93. Dennis Bailey - October 7, 2008

#92: ” The best part about the Doctor is his agelessness. The physical age of the actor is irrelevant if he can pull that off.”

Not to the expanded audience that has embraced “Doctor Who” in the 21st century as a result of Davies’ recreation of it. The youth of the main characters is pretty central to pushing its success beyond the music hall appeal of the old version

94. Jamie - October 7, 2008

#88, Dennis,

I would disagree. Although a younger Doctor might be good at pulling in a lot of younger viewers, and that’s probably what the BBC will stick with to play it safe; I do not agree that a young Doctor is what new Doctor Who is all about.

The last 3 Doctors just happen to have been young, but I don’t think that’s what makes the show what it is. As #92 said, the Doctor has an ageless quality and could be played by a man of any age, and I’m sure most fans (and writers of the show) would agree.

95. classictrek - October 8, 2008

As a Brit im glad to see Dr Who back, bigger than ever. The show is a British institution. My own favourite Dr was Jon Pertwee from the early 1970’s. I havnt quite grasped the fuss of the new series with tennant etc but im just glad its back. Now millions of little Britons will have the same experience i did growing up, hiding behind the sofa because of those Daleks!!

It would be good for Stewart to appear in the show as a villian. I couldnt see him as the Doctor now – although that would be interesting.

United Kingdom

96. Dennis Bailey - October 8, 2008

#94:”…a younger Doctor might be good at pulling in a lot of younger viewers, and that’s probably what the BBC will stick with to play it safe”


“The last 3 Doctors just happen to have been young…”

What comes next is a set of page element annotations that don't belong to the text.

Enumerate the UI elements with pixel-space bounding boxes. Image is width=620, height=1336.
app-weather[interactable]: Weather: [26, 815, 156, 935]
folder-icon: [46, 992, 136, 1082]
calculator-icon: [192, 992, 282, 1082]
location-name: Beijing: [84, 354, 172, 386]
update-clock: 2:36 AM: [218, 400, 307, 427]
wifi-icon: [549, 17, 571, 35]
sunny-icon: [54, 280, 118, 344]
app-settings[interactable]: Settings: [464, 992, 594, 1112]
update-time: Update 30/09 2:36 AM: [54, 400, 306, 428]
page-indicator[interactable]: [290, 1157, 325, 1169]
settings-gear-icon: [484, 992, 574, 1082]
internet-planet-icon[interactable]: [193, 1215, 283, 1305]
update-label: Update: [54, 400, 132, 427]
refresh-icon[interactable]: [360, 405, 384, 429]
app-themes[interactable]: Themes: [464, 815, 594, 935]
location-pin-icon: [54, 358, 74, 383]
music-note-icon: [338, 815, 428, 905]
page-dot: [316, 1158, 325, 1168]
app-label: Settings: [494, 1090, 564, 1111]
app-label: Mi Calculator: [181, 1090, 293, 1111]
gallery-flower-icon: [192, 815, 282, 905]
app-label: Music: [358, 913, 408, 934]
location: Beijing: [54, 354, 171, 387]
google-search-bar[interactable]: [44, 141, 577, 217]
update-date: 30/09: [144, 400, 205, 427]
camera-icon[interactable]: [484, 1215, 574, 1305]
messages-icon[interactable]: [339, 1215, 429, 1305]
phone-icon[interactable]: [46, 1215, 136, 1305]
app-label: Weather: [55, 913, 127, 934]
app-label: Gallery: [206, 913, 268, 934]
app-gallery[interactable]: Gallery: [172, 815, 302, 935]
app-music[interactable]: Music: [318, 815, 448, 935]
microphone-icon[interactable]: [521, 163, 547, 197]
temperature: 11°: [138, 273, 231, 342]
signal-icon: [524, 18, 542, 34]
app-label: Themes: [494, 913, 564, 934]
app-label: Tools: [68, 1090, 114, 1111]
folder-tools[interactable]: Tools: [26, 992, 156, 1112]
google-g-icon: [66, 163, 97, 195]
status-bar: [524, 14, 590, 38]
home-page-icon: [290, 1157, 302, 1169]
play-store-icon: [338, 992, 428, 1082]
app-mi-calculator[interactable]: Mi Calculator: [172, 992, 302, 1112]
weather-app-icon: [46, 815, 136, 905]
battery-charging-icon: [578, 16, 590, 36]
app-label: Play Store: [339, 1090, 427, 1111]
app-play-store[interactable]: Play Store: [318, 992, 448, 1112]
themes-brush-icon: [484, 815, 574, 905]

They don’t “just happen” to have been young. Those were deliberate casting choices, to make the central character on the show more broadly attractive and – sorry – marketable to a wider audience in the U.S. as well as the U.K.

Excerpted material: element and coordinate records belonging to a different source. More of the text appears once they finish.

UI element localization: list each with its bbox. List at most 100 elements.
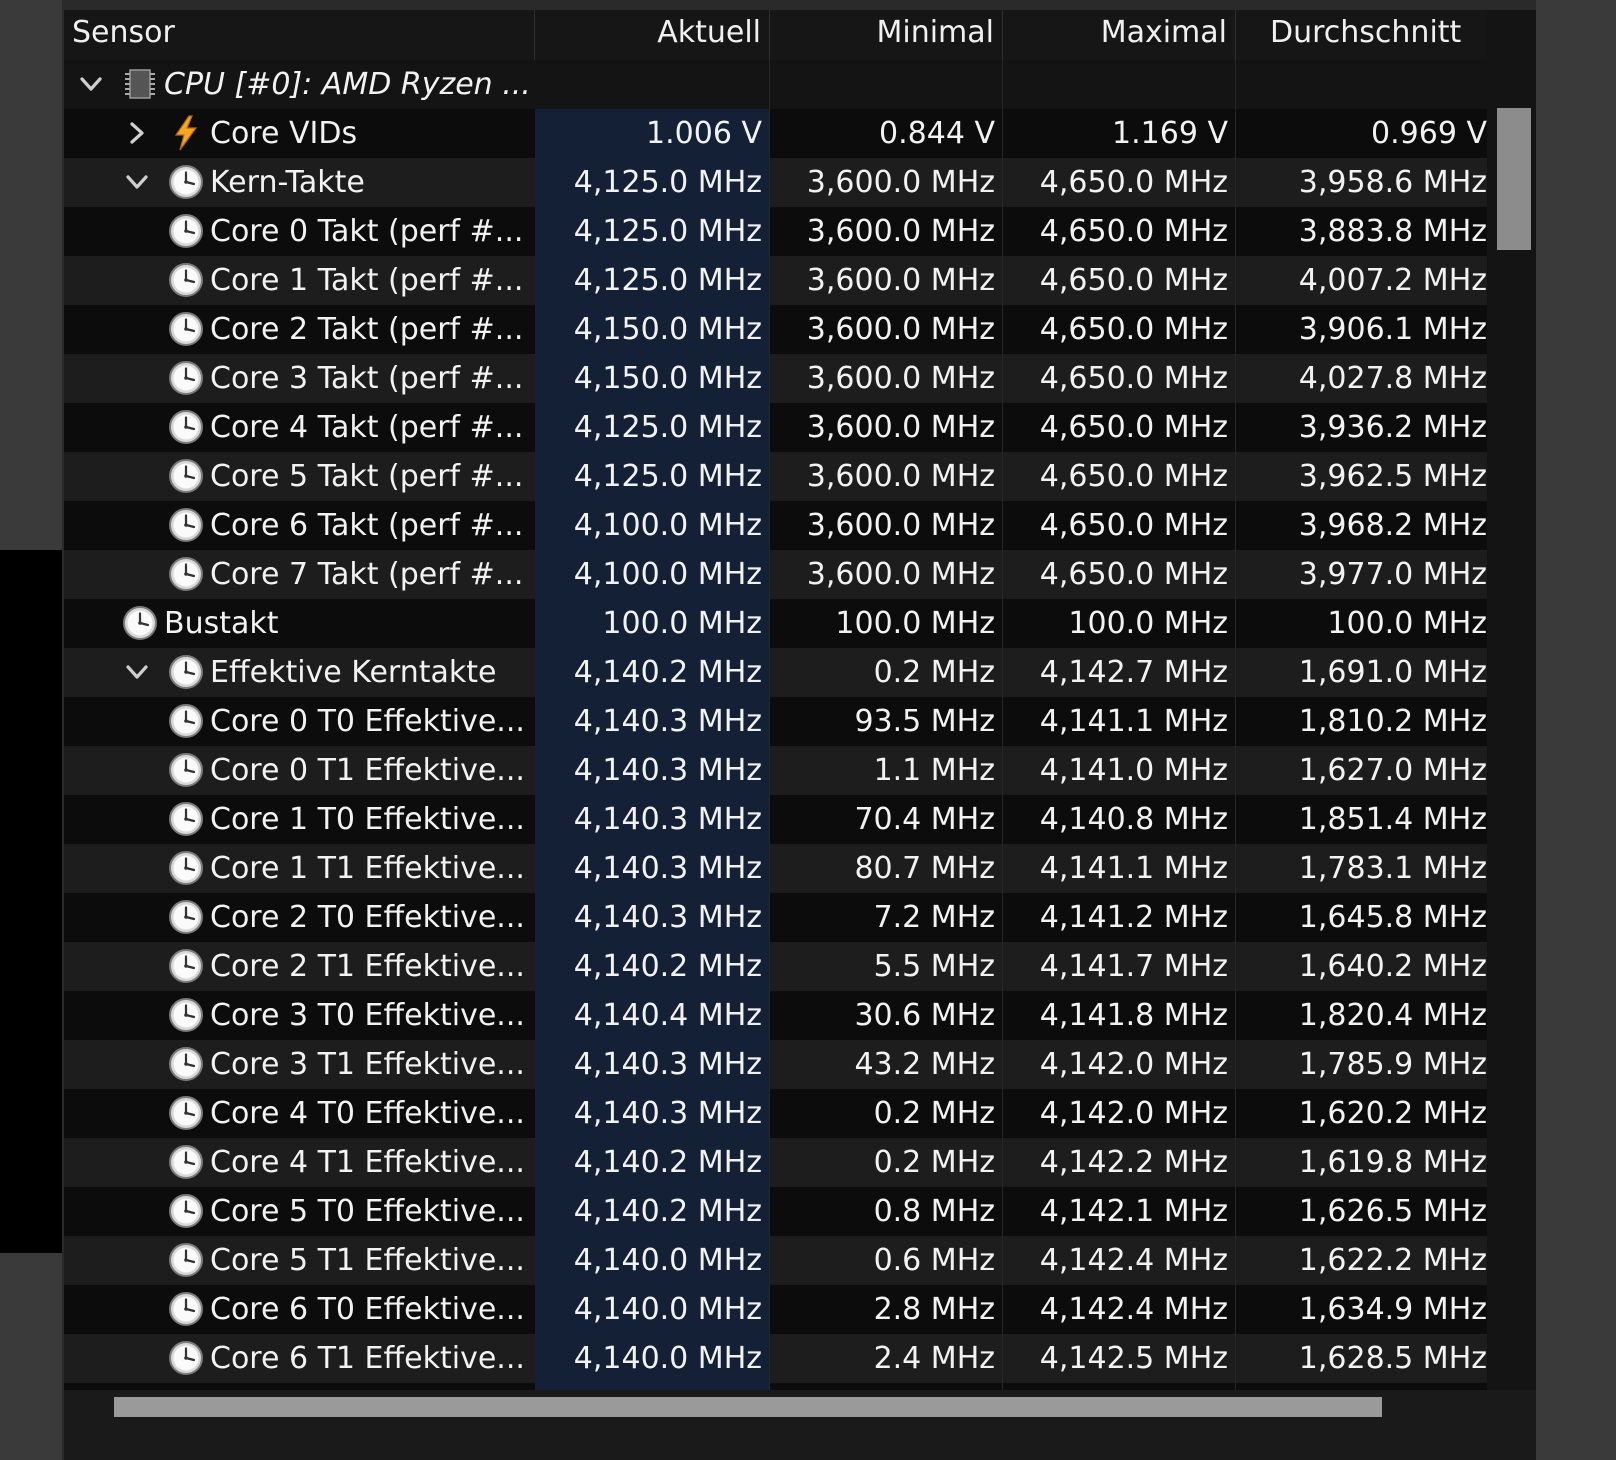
sensor-name-cell[interactable]: Kern-Takte bbox=[64, 158, 535, 207]
table-header: Sensor Aktuell Minimal Maximal Durchschn… bbox=[64, 10, 1487, 61]
sensor-label: Core 4 Takt (perf #... bbox=[210, 410, 524, 445]
current-value: 4,100.0 MHz bbox=[535, 550, 770, 599]
sensor-row[interactable]: Core 4 T0 Effektive... 4,140.3 MHz 0.2 MHz… bbox=[64, 1089, 1487, 1138]
minimum-value: 2.4 MHz bbox=[770, 1334, 1003, 1383]
maximum-value: 4,142.4 MHz bbox=[1003, 1285, 1236, 1334]
vertical-scrollbar-thumb[interactable] bbox=[1497, 108, 1531, 250]
sensor-name-cell[interactable]: Core 6 T1 Effektive... bbox=[64, 1334, 535, 1383]
sensor-row[interactable]: Core 3 Takt (perf #... 4,150.0 MHz 3,600.0… bbox=[64, 354, 1487, 403]
expand-chevron-icon[interactable] bbox=[122, 118, 152, 148]
horizontal-scrollbar-thumb[interactable] bbox=[114, 1397, 1382, 1417]
sensor-row[interactable]: Core 5 T0 Effektive... 4,140.2 MHz 0.8 MHz… bbox=[64, 1187, 1487, 1236]
sensor-name-cell[interactable]: Core VIDs bbox=[64, 109, 535, 158]
collapse-chevron-icon[interactable] bbox=[122, 657, 152, 687]
clock-icon bbox=[168, 164, 204, 200]
sensor-name-cell[interactable]: Core 7 Takt (perf #... bbox=[64, 550, 535, 599]
sensor-row[interactable]: Core VIDs 1.006 V 0.844 V 1.169 V 0.969 V bbox=[64, 109, 1487, 158]
sensor-window: Sensor Aktuell Minimal Maximal Durchschn… bbox=[62, 0, 1536, 1460]
sensor-row[interactable]: Core 6 Takt (perf #... 4,100.0 MHz 3,600.0… bbox=[64, 501, 1487, 550]
sensor-row[interactable]: Kern-Takte 4,125.0 MHz 3,600.0 MHz 4,650.0 … bbox=[64, 158, 1487, 207]
minimum-value: 0.844 V bbox=[770, 109, 1003, 158]
sensor-name-cell[interactable]: Core 3 T1 Effektive... bbox=[64, 1040, 535, 1089]
sensor-name-cell[interactable]: Core 4 T0 Effektive... bbox=[64, 1089, 535, 1138]
sensor-name-cell[interactable]: Core 1 T1 Effektive... bbox=[64, 844, 535, 893]
minimum-value: 0.8 MHz bbox=[770, 1187, 1003, 1236]
collapse-chevron-icon[interactable] bbox=[76, 69, 106, 99]
sensor-label: Core 4 T0 Effektive... bbox=[210, 1096, 525, 1131]
column-header-maximum[interactable]: Maximal bbox=[1003, 10, 1236, 60]
sensor-row[interactable]: Core 7 Takt (perf #... 4,100.0 MHz 3,600.0… bbox=[64, 550, 1487, 599]
sensor-name-cell[interactable]: Core 3 T0 Effektive... bbox=[64, 991, 535, 1040]
sensor-row[interactable]: Core 0 Takt (perf #... 4,125.0 MHz 3,600.0… bbox=[64, 207, 1487, 256]
sensor-label: Core 0 Takt (perf #... bbox=[210, 214, 524, 249]
minimum-value: 3,600.0 MHz bbox=[770, 305, 1003, 354]
sensor-name-cell[interactable]: Core 3 Takt (perf #... bbox=[64, 354, 535, 403]
current-value: 4,140.0 MHz bbox=[535, 1285, 770, 1334]
sensor-name-cell[interactable]: Core 2 T1 Effektive... bbox=[64, 942, 535, 991]
sensor-name-cell[interactable]: Core 5 T1 Effektive... bbox=[64, 1236, 535, 1285]
sensor-row[interactable]: Effektive Kerntakte 4,140.2 MHz 0.2 MHz 4,1… bbox=[64, 648, 1487, 697]
sensor-row[interactable]: Core 3 T1 Effektive... 4,140.3 MHz 43.2 MH… bbox=[64, 1040, 1487, 1089]
sensor-row[interactable]: Core 1 Takt (perf #... 4,125.0 MHz 3,600.0… bbox=[64, 256, 1487, 305]
collapse-chevron-icon[interactable] bbox=[122, 167, 152, 197]
sensor-row[interactable]: Core 5 Takt (perf #... 4,125.0 MHz 3,600.0… bbox=[64, 452, 1487, 501]
sensor-row[interactable]: Core 6 T1 Effektive... 4,140.0 MHz 2.4 MHz… bbox=[64, 1334, 1487, 1383]
horizontal-scrollbar[interactable] bbox=[64, 1390, 1536, 1460]
sensor-name-cell[interactable]: Core 6 Takt (perf #... bbox=[64, 501, 535, 550]
minimum-value: 0.6 MHz bbox=[770, 1236, 1003, 1285]
current-value: 4,140.3 MHz bbox=[535, 844, 770, 893]
sensor-row[interactable]: Core 0 T1 Effektive... 4,140.3 MHz 1.1 MHz… bbox=[64, 746, 1487, 795]
sensor-name-cell[interactable]: Core 6 T0 Effektive... bbox=[64, 1285, 535, 1334]
sensor-name-cell[interactable]: Core 5 Takt (perf #... bbox=[64, 452, 535, 501]
sensor-name-cell[interactable]: Core 4 T1 Effektive... bbox=[64, 1138, 535, 1187]
sensor-name-cell[interactable]: Core 5 T0 Effektive... bbox=[64, 1187, 535, 1236]
sensor-name-cell[interactable]: Core 1 Takt (perf #... bbox=[64, 256, 535, 305]
background-gap-left bbox=[0, 550, 62, 1253]
sensor-name-cell[interactable]: Core 0 T0 Effektive... bbox=[64, 697, 535, 746]
sensor-label: CPU [#0]: AMD Ryzen ... bbox=[164, 67, 531, 102]
sensor-name-cell[interactable]: Core 0 T1 Effektive... bbox=[64, 746, 535, 795]
minimum-value: 80.7 MHz bbox=[770, 844, 1003, 893]
sensor-row[interactable]: Core 4 T1 Effektive... 4,140.2 MHz 0.2 MHz… bbox=[64, 1138, 1487, 1187]
sensor-row[interactable]: Core 2 T1 Effektive... 4,140.2 MHz 5.5 MHz… bbox=[64, 942, 1487, 991]
sensor-name-cell[interactable]: Bustakt bbox=[64, 599, 535, 648]
sensor-row[interactable]: CPU [#0]: AMD Ryzen ... bbox=[64, 60, 1487, 109]
current-value: 4,140.3 MHz bbox=[535, 795, 770, 844]
maximum-value: 4,142.5 MHz bbox=[1003, 1334, 1236, 1383]
sensor-name-cell[interactable]: Core 2 Takt (perf #... bbox=[64, 305, 535, 354]
maximum-value: 4,142.2 MHz bbox=[1003, 1138, 1236, 1187]
sensor-row[interactable]: Core 0 T0 Effektive... 4,140.3 MHz 93.5 MH… bbox=[64, 697, 1487, 746]
column-header-average[interactable]: Durchschnitt bbox=[1236, 10, 1487, 60]
sensor-row[interactable]: Core 6 T0 Effektive... 4,140.0 MHz 2.8 MHz… bbox=[64, 1285, 1487, 1334]
sensor-name-cell[interactable]: Core 4 Takt (perf #... bbox=[64, 403, 535, 452]
sensor-name-cell[interactable]: Core 0 Takt (perf #... bbox=[64, 207, 535, 256]
sensor-name-cell[interactable]: Core 2 T0 Effektive... bbox=[64, 893, 535, 942]
sensor-tree-table: CPU [#0]: AMD Ryzen ... Core VIDs 1.006 V0… bbox=[64, 60, 1487, 1432]
sensor-row[interactable]: Core 2 T0 Effektive... 4,140.3 MHz 7.2 MHz… bbox=[64, 893, 1487, 942]
sensor-label: Effektive Kerntakte bbox=[210, 655, 497, 690]
vertical-scrollbar[interactable] bbox=[1487, 60, 1536, 1400]
clock-icon bbox=[168, 1046, 204, 1082]
sensor-name-cell[interactable]: Effektive Kerntakte bbox=[64, 648, 535, 697]
sensor-row[interactable]: Core 1 T1 Effektive... 4,140.3 MHz 80.7 MH… bbox=[64, 844, 1487, 893]
sensor-name-cell[interactable]: CPU [#0]: AMD Ryzen ... bbox=[64, 60, 535, 109]
maximum-value: 4,141.2 MHz bbox=[1003, 893, 1236, 942]
sensor-row[interactable]: Bustakt 100.0 MHz 100.0 MHz 100.0 MHz 100.0 … bbox=[64, 599, 1487, 648]
sensor-row[interactable]: Core 2 Takt (perf #... 4,150.0 MHz 3,600.0… bbox=[64, 305, 1487, 354]
clock-icon bbox=[168, 1193, 204, 1229]
column-header-current[interactable]: Aktuell bbox=[535, 10, 770, 60]
sensor-row[interactable]: Core 4 Takt (perf #... 4,125.0 MHz 3,600.0… bbox=[64, 403, 1487, 452]
sensor-name-cell[interactable]: Core 1 T0 Effektive... bbox=[64, 795, 535, 844]
column-header-minimum[interactable]: Minimal bbox=[770, 10, 1003, 60]
average-value: 1,785.9 MHz bbox=[1236, 1040, 1487, 1089]
maximum-value: 4,650.0 MHz bbox=[1003, 256, 1236, 305]
sensor-row[interactable]: Core 3 T0 Effektive... 4,140.4 MHz 30.6 MH… bbox=[64, 991, 1487, 1040]
average-value: 3,936.2 MHz bbox=[1236, 403, 1487, 452]
current-value: 4,125.0 MHz bbox=[535, 452, 770, 501]
clock-icon bbox=[168, 1144, 204, 1180]
sensor-row[interactable]: Core 1 T0 Effektive... 4,140.3 MHz 70.4 MH… bbox=[64, 795, 1487, 844]
sensor-row[interactable]: Core 5 T1 Effektive... 4,140.0 MHz 0.6 MHz… bbox=[64, 1236, 1487, 1285]
average-value: 1,810.2 MHz bbox=[1236, 697, 1487, 746]
average-value: 1,619.8 MHz bbox=[1236, 1138, 1487, 1187]
column-header-sensor[interactable]: Sensor bbox=[64, 10, 535, 60]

97. The Underpants Monster - October 9, 2008

Eccleston was in his forties, but when I watched him I didn’t see a fortysomething actor; I saw a 900-year-old character.

The show HAS the young audience now, and I think they’d be content with an actor of any age who could pull off the same vibrancy and vitality. If they’re worried about it, they can make sure to pair him with younger companions.

98. The Underpants Monster - October 9, 2008

Also, the audience for Dr. Who has ALWAYS been young. I think the smaller audiences of the past were more due to things like super-low production values, lack of promotion by the network, spotty-to-poor distribution in secondary markets, and public attitudes toward TV scifi in general that they were to the age of the lead actor. None of those things are factors anymore. It’s a slick, well-funded show with high production values, promoted like crazy, and well-marketed worldwide and on the Internet. And right now demand for quality sci-fi TV is outstripping supply.

99. Jon - October 10, 2008

Dr Who is a kids show. People need to get over themselves.

100. heroesSTfan - October 19, 2008


The eleventh Doctor has been cast. Tennant will stick around for the specials of 2009 and Series 5 of 2010, but for Series 6 in 2011 we get Doctor #11 . . . Paterson Joseph. Paterson was Roderick in Doctor Who (2005) 01×12: Bad Wolf. He was the man who played Weakest Link against Rose.

I completely agree on Empty Child/Doctor Dances. That was some of the best television I have ever seen (and will ever see).